偉大な学説の場合、たった一人の人が始めた「一人説」でも、世間に受け入れられていきます。ドーキンス博士の「利己的な遺伝子」なんて、私も本当に感動しました。人間の世界について考えるのに、それまでは「人間」に焦点を当てていましたよね。当たり前のことです。しかしドーキンス大先生は、人間は遺伝子の「乗り物」に過ぎないと考えて、遺伝子レベルで物事を考えることを提唱したんです。一般常識からはかけ離れていますが、今ではドーキンス博士の理論は、一人説から多数説へと発展しています。

というわけで、私も偉大なドーキンス博士の真似をして、一人説を考えたのです!ドーキンス先生によれば、「人は、遺伝子の乗り物に過ぎない」わけですが、私の一人説によれば、法律制度としての結婚は、「男女は、財産の乗り物に過ぎない」という思想で作られたものなんです。(本当かよ!!)これって、西洋近代市民社会での結婚制度では常識だったはずです。

日本でも、戦前の家督相続のもとでは、結婚は家と家を結びつけるものでした。そういう中では、結婚制度が財産移転制度だなんて、当たり前のことでした。もちろん結婚自体は、男女が愛情をもって、合意のもと成立するものです。しかし、法律制度のとしての結婚は、それとは別物だったということです。ただ、「結婚制度の本質は財産移転のルールにあり」というのは、私の一人説というよりも、ある意味法律家にとっては常識でもあるんです。

私が40年ほど前に、大学に入って婚姻法の講義を始めて受けたときに、「法律家にとっては、婚姻の法律は、相続法の前提として、一番大きい意味があるんだ」と教授が教えてくれたのを覚えています。もっとも、世間一般の人も、この「結婚においては、人は財産の乗り物に過ぎない」という考えを、無意識にでも理解しているように感じます。世間では、「日本では一夫多妻制度が禁止されている。」なんて言われてます。人によっては、日本でもそういう制度を認めるべきだなんていう人もいます。

しかし、これは凄い誤解ですよね。日本でも事実上一夫多妻は全然問題なく出来ます。実際に、そうしているような人は沢山います。日本の制度では、「財産の移転が認められている結婚」を、複数の人とは出来ないというだけです。「一夫多妻制」については、非常に誤解が大きいように思えます。「一夫多妻制度が禁止されていることで、甲斐性があって魅力的な男性が不利益を被っている。」なんて意見を聞いたことがあります。

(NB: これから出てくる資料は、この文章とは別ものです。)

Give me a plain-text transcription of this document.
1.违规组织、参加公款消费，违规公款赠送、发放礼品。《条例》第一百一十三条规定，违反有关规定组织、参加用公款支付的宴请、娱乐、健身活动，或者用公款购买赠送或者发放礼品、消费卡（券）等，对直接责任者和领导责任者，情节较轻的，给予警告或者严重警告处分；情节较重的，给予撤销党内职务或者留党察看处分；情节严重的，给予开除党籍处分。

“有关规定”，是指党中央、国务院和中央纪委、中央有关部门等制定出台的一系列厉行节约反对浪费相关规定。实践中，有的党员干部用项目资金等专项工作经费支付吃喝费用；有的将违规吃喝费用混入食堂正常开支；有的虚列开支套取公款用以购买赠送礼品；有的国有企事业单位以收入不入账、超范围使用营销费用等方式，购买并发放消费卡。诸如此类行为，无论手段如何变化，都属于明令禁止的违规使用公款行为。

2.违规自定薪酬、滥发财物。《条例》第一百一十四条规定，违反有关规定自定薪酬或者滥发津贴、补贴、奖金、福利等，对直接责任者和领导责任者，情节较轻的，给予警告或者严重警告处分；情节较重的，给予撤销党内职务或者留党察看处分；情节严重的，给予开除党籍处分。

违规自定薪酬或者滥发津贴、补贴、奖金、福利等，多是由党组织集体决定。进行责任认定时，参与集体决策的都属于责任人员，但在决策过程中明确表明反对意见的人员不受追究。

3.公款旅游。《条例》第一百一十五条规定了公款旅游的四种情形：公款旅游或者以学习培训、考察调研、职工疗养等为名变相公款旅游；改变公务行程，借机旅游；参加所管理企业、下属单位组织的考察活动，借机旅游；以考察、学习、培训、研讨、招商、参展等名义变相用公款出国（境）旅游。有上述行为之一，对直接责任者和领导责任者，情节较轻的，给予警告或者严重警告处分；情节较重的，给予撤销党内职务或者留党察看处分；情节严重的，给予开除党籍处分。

でも、私に言わせれば、これはまったくの間違いです。問題は、現在の日本では、法律上の結婚をしない限り、経済的に弱い立場の人(通常は女性です)は、財産移転を伴う法的保護が全く与えられないことにあるのです。

ということで、私の一人説です。これまで事実上野放しで行われていた「一夫多妻」の関係を、経済的に弱い立場の「妻」を法律で守るべきだということですね。もともと、結婚法と労働法は類似点が多いと、前回説明しました。それなら、結婚していない「妻」は、労働法で守ればよいと考えたのです。雇用主が多数の従業員を持つように、多数の「妻」を持つこともできますが、労働法が適用される中、妻の側も、嫌になったら、いつでも「退職」できます。

結婚の場合は、妻も自由に離婚はできませんが、労働者なら好きに辞められるんですね。その一方、雇用主の側からの一方的な「解雇」はできないので、「妻」の立場も安定します。給与も残業手当も有給休暇もありますので、現状よりもずいぶんと良くなるように思えます。私としては、「なかなか良い考えだな!」と思う一方、これは永久に一人説のままだろうと確信しているのです。。。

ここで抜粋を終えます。